Arafat

210

Pazar gününden itibaren dört gün Mekke’de kalan Allah Resûlü (sallallahu aleyhi ve sellem), ashâbıyla birlikte perşembe günü duhâ vaktinde Mina’ya yönelecekti; Nemira denilen yerde kendisine bir çadır kurulacak ve burada Efendimiz, beş vakit namazını kılacaktı. Batn-ı Vâdî’den geçip Arafat’a geldiğinde onlara dönmüş hutbe îrâd ediyordu. Etrafında yüz yirmi bin sahabî vardı; her biri de, Resûlullah’ın kendilerine söyleyeceklerini pür-dikkat dinliyorlardı:

– Ey insanlar!, diye başladı hutbesine ve şöyle devam etti:

– Sözlerimi iyi dinleyin! Çünkü Ben, bu yıldan sonra bir daha sizinle burada buluşabileceğime ihtimal vermiyorum!

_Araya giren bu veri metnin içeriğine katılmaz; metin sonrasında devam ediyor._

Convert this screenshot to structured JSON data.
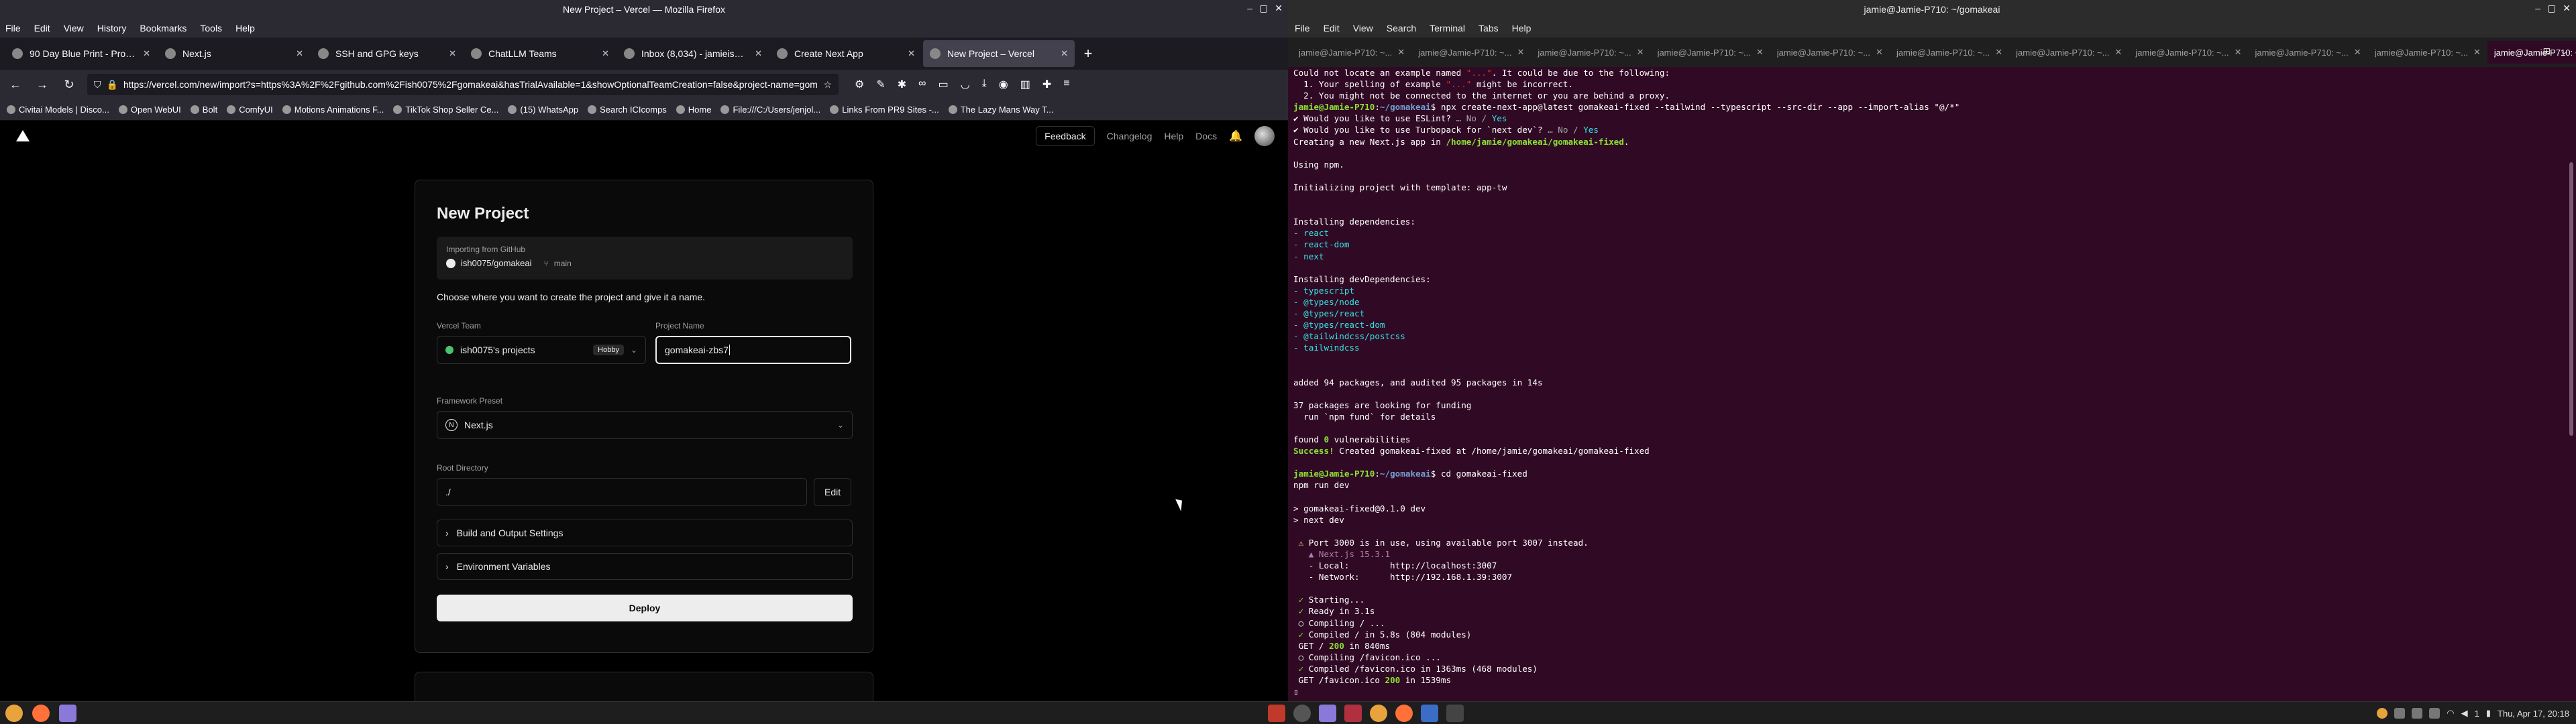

Efendiler Efendisi’nin gurûb edeceği kimsenin aklına gelmiyordu; ancak onu bugün, bizzat kendisi hatırlatıyordu! Yürekler yanmış, kalplerde derin bir hüzün esmeye başlamıştı. Resûlullah (sallallahu aleyhi ve sellem), tam da ikbal günlerine gelindiği bu demlerde ayrılık sinyalleri veriyordu! Şunları söylüyordu:

– Kanlarınız ve mallarınız, bu gününüzün, bu ayınızın ve bu beldenizin haram olduğu gibi size haramdır! Dikkat edin; cahiliyyeye ait ne varsa hepsi ayaklarımın altındadır ve kaldırılmıştır!

Câhiliyyedeki kan davaları kaldırılmıştır; ilk kaldırdığım kan davası da, Rebîa İbn Hâris’in kanıdır ki onu, Benî Sa’d yurdunda emzirilmek üzere bulunduğu sırada Hüzeyl kabilesi öldürmüştü!

Câhiliyyedeki faiz uygulamaları da kaldırılmıştır; ilk kaldırdığım ribâ da, Abbâs İbn Abdilmuttalib’in faiz alacağıdır ve şüphesiz o, bütünüyle kaldırılmıştır!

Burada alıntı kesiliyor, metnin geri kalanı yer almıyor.